The relationship between Nerium oleander fruit and methylene blue was analyzed using the isotherms of Langmuir, Freundlich, Temkin, and Dubinin–Radushkevich (Figure 8a–d). The fitting parameters are summarized in Table 2. As observed, the equation of Freundlich fitted better the adsorption data (0.98 ≤ R²) compared with the other studied equations. The consistency of the Freundlich equation with the data revealed that the adsorption may occur in the heterogeneous adsorption sites. The adsorption energy constant (B) determined from the Temkin equation decreased from 68.4 to 57.2 when the temperature rose from 19 to 55 °C. This decrease of the adsorbed quantity of methylene blue with an increase in temperature agrees with the data described above. The values of the heat of sorption were high (bt = 35.48.5–47.69 J/mol), suggesting a chemical adsorption process [68]. The mean free energy values, calculated from the Dubinin equation, ranged from 74.53 to 84.52 KJ mol⁻¹. These values are greater than 40 KJ mol⁻¹, suggesting a chemisorption mechanism [69].

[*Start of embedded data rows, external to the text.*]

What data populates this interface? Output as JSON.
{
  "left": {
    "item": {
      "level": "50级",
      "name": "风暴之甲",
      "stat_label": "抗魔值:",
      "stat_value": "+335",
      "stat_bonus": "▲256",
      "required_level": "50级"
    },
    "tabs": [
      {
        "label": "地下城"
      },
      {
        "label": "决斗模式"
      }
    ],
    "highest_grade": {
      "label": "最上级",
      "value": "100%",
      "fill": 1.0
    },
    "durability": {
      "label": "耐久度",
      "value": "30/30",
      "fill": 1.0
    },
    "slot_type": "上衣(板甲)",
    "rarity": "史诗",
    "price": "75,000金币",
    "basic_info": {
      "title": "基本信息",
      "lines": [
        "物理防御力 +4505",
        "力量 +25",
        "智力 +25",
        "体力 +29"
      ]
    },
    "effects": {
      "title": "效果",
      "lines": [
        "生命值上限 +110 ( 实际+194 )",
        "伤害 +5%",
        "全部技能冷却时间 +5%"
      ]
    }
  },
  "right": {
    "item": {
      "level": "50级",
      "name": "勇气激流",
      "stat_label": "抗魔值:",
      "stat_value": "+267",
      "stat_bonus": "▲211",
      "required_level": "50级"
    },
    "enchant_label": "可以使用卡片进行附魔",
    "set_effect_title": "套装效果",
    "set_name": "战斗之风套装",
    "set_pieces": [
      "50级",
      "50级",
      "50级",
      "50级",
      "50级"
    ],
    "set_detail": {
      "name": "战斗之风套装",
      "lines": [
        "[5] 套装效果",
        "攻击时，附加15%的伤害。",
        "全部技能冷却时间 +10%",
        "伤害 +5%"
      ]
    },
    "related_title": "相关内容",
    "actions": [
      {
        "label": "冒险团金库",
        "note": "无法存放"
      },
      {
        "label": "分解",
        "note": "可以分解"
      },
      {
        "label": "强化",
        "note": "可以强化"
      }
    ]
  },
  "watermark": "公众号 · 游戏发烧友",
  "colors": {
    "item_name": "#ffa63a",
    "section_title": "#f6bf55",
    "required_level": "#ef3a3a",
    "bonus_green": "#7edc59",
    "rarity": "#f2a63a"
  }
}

The negative value of the enthalpy (ΔH° = −27.05 kJ/mol) proves that the interaction between Nerium fruit and methylene blue is exothermic. This result agrees with the decrease of the adsorbed capacity with temperature. The negative value of the entropy change (ΔS° = −153.75 J/mol) suggests a decrease of the disorder and randomness at the solid–solution interface of methylene blue with Nerium oleander clusters. The positive values of the free energy (ΔG° = 17.84–23.37 kJ/mol) indicate that the biosorption mechanism is nonspontaneous.

4. Conclusions

The results presented herein focused on the characterization and application of Nerium oleander fruit as a biomaterial for the adsorption of methylene blue from aqueous solution. FTIR spectroscopy indicated the presence of the main absorption peak characteristics of cellulose and noncellulose compositions. XRD patterns showed the characteristics of cellulose I composition. SEM features showed a rough and heterogeneous Nerium surface. TGA analysis indicated that Nerium fruit is composed of cellulose and noncellulosic matters. The adsorption capacity reached 259 mg/g at room temperature, which constitutes a high level of capacity compared with other published biosorbents. The values of the mean free energy calculated by the Dubinin isotherm were 74.53 to 84.52 KJ mol⁻¹, suggesting a chemisorption mechanism. It was found that adsorption capacity depends on several experimental parameters, including pH, adsorbent dosage, temperature, etc. The thermodynamic study indicates that the adsorption process was chemical, exothermic, and nonspontaneous. Future work will concern the design of biocomposites based on this material for versatile applications.